Footage from the scene shows rescuers applauding as the girl is carried to an ambulance.
Dozens of people, many fellow rescuers, crowd around the large crater to watch as the patient, wrapped in gold foil, is carried through on a stretcher.
It comes after Ahmet Citim, 70, was rescued after 33 hours.
Turkish authorities reported more deaths on Sunday, bringing the toll to 62, all in Izmir, while two teenagers died on the Greek island of Samos.
Citim, was rescued from one of 20 residential buildings destroyed in Izmir’s Bayrakli district, a former shantytown where older buildings vulnerable to earthquakes were being replaced by newer construction projects.
Television images showed that the collapsed buildings were older ones.
Rescue and emergency teams have been working through the wrecked buildings for two days and President Tayyip Erdogan said his government was “determined to heal the wounds of our brothers and sisters in Izmir before the cold and rains begin.”
More than 3,000 tents and 13,000 beds have been supplied to provide temporary shelter, according to Turkey’s disasters and emergency agency AFAD, which said 940 people had been injured in Friday’s earthquake.
More than 700 victims have so far been discharged from hospitals, while eight remain in intensive care, Health Minister Fahrettin Koca said.
Turkey is crossed by fault lines and is prone to earthquakes.
In 1999, two powerful quakes killed 18,000 people in northwestern Turkey.
Friday’s earthquake, which the Istanbul-based Kandilli Institute said had a magnitude of 6.9, was centered in the Aegean Sea, northeast of Samos.
Inci Okan, 16, was trapped under the rubble of the same 8-storey building as the elderly man before being rescued 17 hours after the strong quake, along with her dog Fistik, which means Pistachio.
Turkish Health Minister Fahrettin Koca and National Medical Rescue Team (UMKE) member Edanur Dogan visited Okan at hospital.

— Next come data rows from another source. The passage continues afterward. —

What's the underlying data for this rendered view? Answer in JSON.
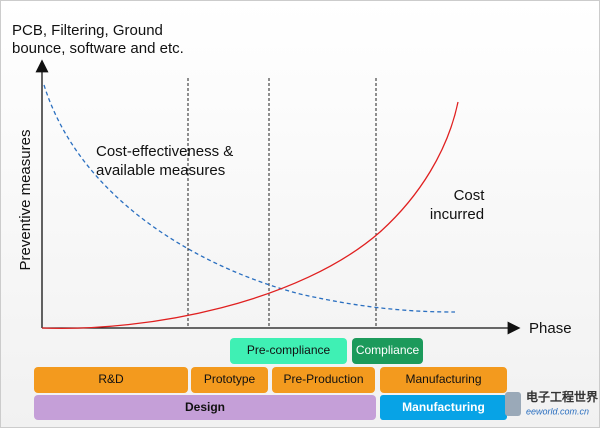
{
  "header": {
    "lines": [
      "PCB, Filtering, Ground",
      "bounce, software and etc."
    ]
  },
  "y_axis_label": "Preventive measures",
  "x_axis_label": "Phase",
  "curve_labels": {
    "measures": [
      "Cost-effectiveness &",
      "available measures"
    ],
    "cost": [
      "Cost",
      "incurred"
    ]
  },
  "compliance_row": [
    "Pre-compliance",
    "Compliance"
  ],
  "phase_row": [
    "R&D",
    "Prototype",
    "Pre-Production",
    "Manufacturing"
  ],
  "stage_row": [
    "Design",
    "Manufacturing"
  ],
  "watermark": {
    "title": "电子工程世界",
    "site": "eeworld.com.cn"
  }
}
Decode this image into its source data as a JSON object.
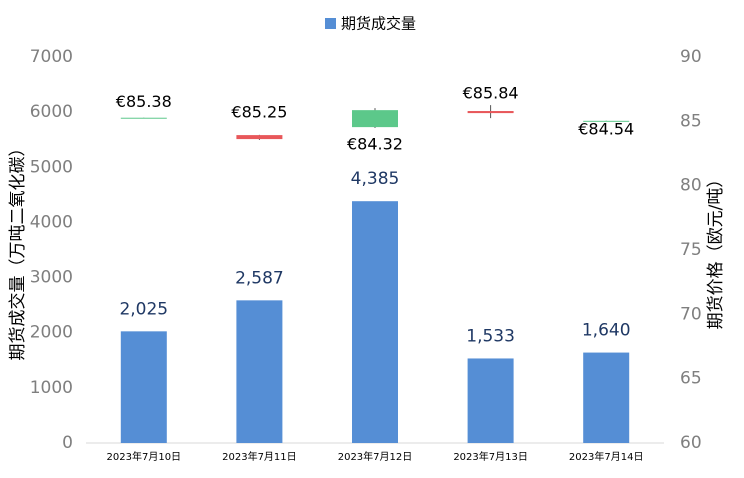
{
  "chart_data": {
    "type": "bar",
    "categories": [
      "2023年7月10日",
      "2023年7月11日",
      "2023年7月12日",
      "2023年7月13日",
      "2023年7月14日"
    ],
    "series": [
      {
        "name": "期货成交量",
        "color": "#558ed5",
        "values": [
          2025,
          2587,
          4385,
          1533,
          1640
        ],
        "value_labels": [
          "2,025",
          "2,587",
          "4,385",
          "1,533",
          "1,640"
        ]
      },
      {
        "type": "candlestick",
        "axis": "y2",
        "up_color": "#5cc88a",
        "down_color": "#e8575a",
        "open": [
          85.25,
          83.93,
          84.55,
          85.8,
          85.0
        ],
        "high": [
          85.28,
          83.95,
          86.03,
          86.26,
          85.05
        ],
        "low": [
          85.24,
          83.55,
          84.48,
          85.25,
          84.99
        ],
        "close": [
          85.28,
          83.62,
          85.87,
          85.64,
          85.04
        ]
      }
    ],
    "annotations": [
      "€85.38",
      "€85.25",
      "€84.32",
      "€85.84",
      "€84.54"
    ],
    "ylabel": "期货成交量（万吨二氧化碳）",
    "y2label": "期货价格（欧元/吨）",
    "ylim": [
      0,
      7000
    ],
    "yticks": [
      0,
      1000,
      2000,
      3000,
      4000,
      5000,
      6000,
      7000
    ],
    "y2lim": [
      60,
      90
    ],
    "y2ticks": [
      60,
      65,
      70,
      75,
      80,
      85,
      90
    ],
    "legend": "top"
  }
}
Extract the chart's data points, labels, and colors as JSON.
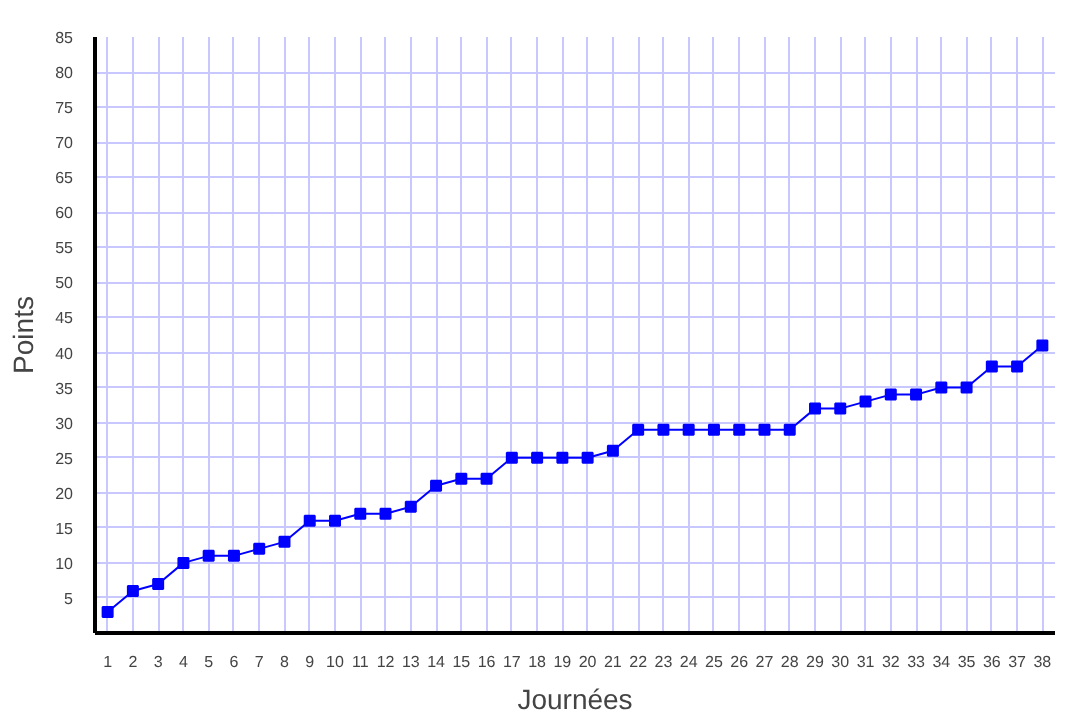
{
  "chart_data": {
    "type": "line",
    "xlabel": "Journées",
    "ylabel": "Points",
    "x": [
      1,
      2,
      3,
      4,
      5,
      6,
      7,
      8,
      9,
      10,
      11,
      12,
      13,
      14,
      15,
      16,
      17,
      18,
      19,
      20,
      21,
      22,
      23,
      24,
      25,
      26,
      27,
      28,
      29,
      30,
      31,
      32,
      33,
      34,
      35,
      36,
      37,
      38
    ],
    "series": [
      {
        "color": "#0000ff",
        "values": [
          3,
          6,
          7,
          10,
          11,
          11,
          12,
          13,
          16,
          16,
          17,
          17,
          18,
          21,
          22,
          22,
          25,
          25,
          25,
          25,
          26,
          29,
          29,
          29,
          29,
          29,
          29,
          29,
          32,
          32,
          33,
          34,
          34,
          35,
          35,
          38,
          38,
          41
        ]
      }
    ],
    "xlim": [
      0.5,
      38.5
    ],
    "ylim": [
      0,
      85
    ],
    "xticks": [
      1,
      2,
      3,
      4,
      5,
      6,
      7,
      8,
      9,
      10,
      11,
      12,
      13,
      14,
      15,
      16,
      17,
      18,
      19,
      20,
      21,
      22,
      23,
      24,
      25,
      26,
      27,
      28,
      29,
      30,
      31,
      32,
      33,
      34,
      35,
      36,
      37,
      38
    ],
    "yticks": [
      5,
      10,
      15,
      20,
      25,
      30,
      35,
      40,
      45,
      50,
      55,
      60,
      65,
      70,
      75,
      80,
      85
    ],
    "grid": true,
    "marker": "square",
    "line_style": "solid"
  }
}
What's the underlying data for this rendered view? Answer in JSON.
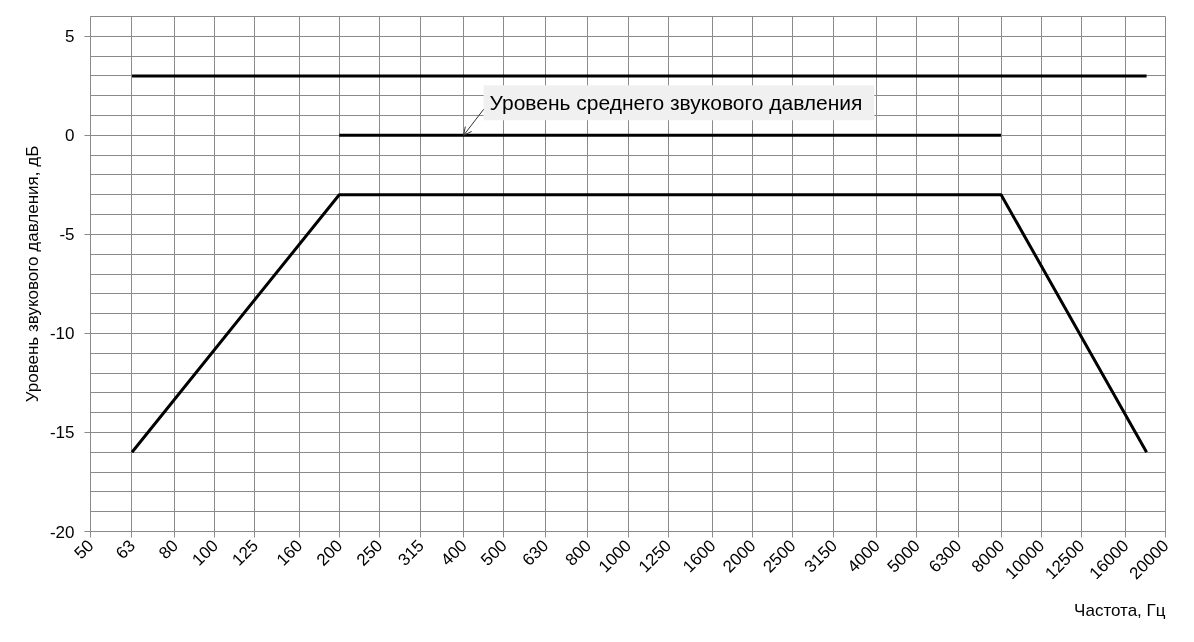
{
  "chart_data": {
    "type": "line",
    "xlabel": "Частота, Гц",
    "ylabel": "Уровень звукового давления, дБ",
    "annotations": [
      {
        "text": "Уровень среднего  звукового давления",
        "x": 400,
        "y": 0
      }
    ],
    "log": "x",
    "xlim": [
      50,
      20000
    ],
    "xticks": [
      50,
      63,
      80,
      100,
      125,
      160,
      200,
      250,
      315,
      400,
      500,
      630,
      800,
      1000,
      1250,
      1600,
      2000,
      2500,
      3150,
      4000,
      5000,
      6300,
      8000,
      10000,
      12500,
      16000,
      20000
    ],
    "ylim": [
      -20,
      6
    ],
    "yticks": [
      -20,
      {
        "value": -19,
        "label": null
      },
      {
        "value": -18,
        "label": null
      },
      {
        "value": -17,
        "label": null
      },
      {
        "value": -16,
        "label": null
      },
      -15,
      {
        "value": -14,
        "label": null
      },
      {
        "value": -13,
        "label": null
      },
      {
        "value": -12,
        "label": null
      },
      {
        "value": -11,
        "label": null
      },
      -10,
      {
        "value": -9,
        "label": null
      },
      {
        "value": -8,
        "label": null
      },
      {
        "value": -7,
        "label": null
      },
      {
        "value": -6,
        "label": null
      },
      -5,
      {
        "value": -4,
        "label": null
      },
      {
        "value": -3,
        "label": null
      },
      {
        "value": -2,
        "label": null
      },
      {
        "value": -1,
        "label": null
      },
      0,
      {
        "value": 1,
        "label": null
      },
      {
        "value": 2,
        "label": null
      },
      {
        "value": 3,
        "label": null
      },
      {
        "value": 4,
        "label": null
      },
      5,
      {
        "value": 6,
        "label": null
      }
    ],
    "grid": true,
    "line_style": "solid",
    "series": [
      {
        "color": "#000000",
        "x": [
          63,
          18000
        ],
        "values": [
          3,
          3
        ]
      },
      {
        "color": "#000000",
        "x": [
          200,
          8000
        ],
        "values": [
          0,
          0
        ]
      },
      {
        "color": "#000000",
        "x": [
          63,
          200,
          8000,
          18000
        ],
        "values": [
          -16,
          -3,
          -3,
          -16
        ]
      }
    ]
  }
}
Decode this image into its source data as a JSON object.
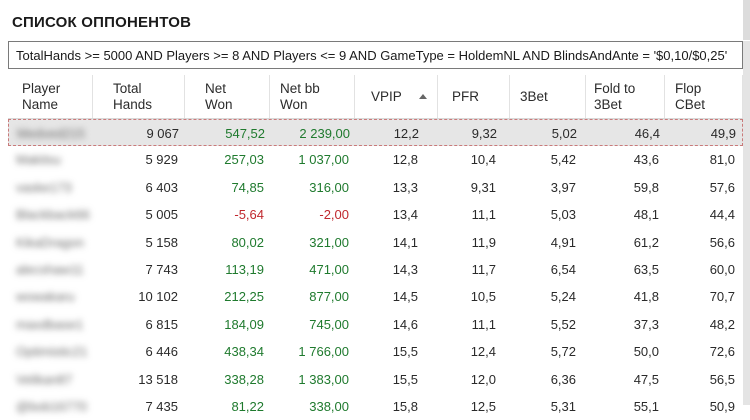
{
  "title": "СПИСОК ОППОНЕНТОВ",
  "filter": "TotalHands >= 5000 AND Players >= 8 AND Players <= 9 AND GameType = HoldemNL AND BlindsAndAnte = '$0,10/$0,25'",
  "columns": [
    "Player\nName",
    "Total\nHands",
    "Net\nWon",
    "Net bb\nWon",
    "VPIP",
    "PFR",
    "3Bet",
    "Fold to\n3Bet",
    "Flop\nCBet"
  ],
  "sort": {
    "column": "VPIP",
    "direction": "ascending",
    "icon": "sort-ascending-icon"
  },
  "colors": {
    "positive": "#1f7a2e",
    "negative": "#c0282e",
    "selected_row": "#e6e6e6"
  },
  "rows": [
    {
      "name": "Medved215",
      "hands": "9 067",
      "net": "547,52",
      "netbb": "2 239,00",
      "vpip": "12,2",
      "pfr": "9,32",
      "threebet": "5,02",
      "fold3bet": "46,4",
      "cbet": "49,9",
      "sign": "pos",
      "selected": true
    },
    {
      "name": "Makitsu",
      "hands": "5 929",
      "net": "257,03",
      "netbb": "1 037,00",
      "vpip": "12,8",
      "pfr": "10,4",
      "threebet": "5,42",
      "fold3bet": "43,6",
      "cbet": "81,0",
      "sign": "pos"
    },
    {
      "name": "vaske173",
      "hands": "6 403",
      "net": "74,85",
      "netbb": "316,00",
      "vpip": "13,3",
      "pfr": "9,31",
      "threebet": "3,97",
      "fold3bet": "59,8",
      "cbet": "57,6",
      "sign": "pos"
    },
    {
      "name": "Blackback66",
      "hands": "5 005",
      "net": "-5,64",
      "netbb": "-2,00",
      "vpip": "13,4",
      "pfr": "11,1",
      "threebet": "5,03",
      "fold3bet": "48,1",
      "cbet": "44,4",
      "sign": "neg"
    },
    {
      "name": "KikaDragon",
      "hands": "5 158",
      "net": "80,02",
      "netbb": "321,00",
      "vpip": "14,1",
      "pfr": "11,9",
      "threebet": "4,91",
      "fold3bet": "61,2",
      "cbet": "56,6",
      "sign": "pos"
    },
    {
      "name": "alecshaw11",
      "hands": "7 743",
      "net": "113,19",
      "netbb": "471,00",
      "vpip": "14,3",
      "pfr": "11,7",
      "threebet": "6,54",
      "fold3bet": "63,5",
      "cbet": "60,0",
      "sign": "pos"
    },
    {
      "name": "wowakaru",
      "hands": "10 102",
      "net": "212,25",
      "netbb": "877,00",
      "vpip": "14,5",
      "pfr": "10,5",
      "threebet": "5,24",
      "fold3bet": "41,8",
      "cbet": "70,7",
      "sign": "pos"
    },
    {
      "name": "maxdbase1",
      "hands": "6 815",
      "net": "184,09",
      "netbb": "745,00",
      "vpip": "14,6",
      "pfr": "11,1",
      "threebet": "5,52",
      "fold3bet": "37,3",
      "cbet": "48,2",
      "sign": "pos"
    },
    {
      "name": "Optimistic21",
      "hands": "6 446",
      "net": "438,34",
      "netbb": "1 766,00",
      "vpip": "15,5",
      "pfr": "12,4",
      "threebet": "5,72",
      "fold3bet": "50,0",
      "cbet": "72,6",
      "sign": "pos"
    },
    {
      "name": "Velikan87",
      "hands": "13 518",
      "net": "338,28",
      "netbb": "1 383,00",
      "vpip": "15,5",
      "pfr": "12,0",
      "threebet": "6,36",
      "fold3bet": "47,5",
      "cbet": "56,5",
      "sign": "pos"
    },
    {
      "name": "@bob16770",
      "hands": "7 435",
      "net": "81,22",
      "netbb": "338,00",
      "vpip": "15,8",
      "pfr": "12,5",
      "threebet": "5,31",
      "fold3bet": "55,1",
      "cbet": "50,9",
      "sign": "pos"
    }
  ]
}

Emergency worker Dogan had held the girl’s hand while rescue teams removed the debris above her.
“I am very happy. Thankfully my father was not at home. My father couldn’t fit there. He would hurt his head. I am tiny. I am short so I squeezed in and that’s how I was rescued. We stayed home with my dog. Both of us are well,” Okan said from her hospital bed.
Okan promised to play the violin for Dogan after being discharged from hospital.
“I will play the violin for you, I promise.”
Seher Perincek, 38, was also pulled to safety by teams of rescuers after a frantic search – but one of her children remains missing.
The mum, who was rescued after 24 hours, said: “I’m fine, I was rescued because only one of my feet was pinned. That foot really hurt.”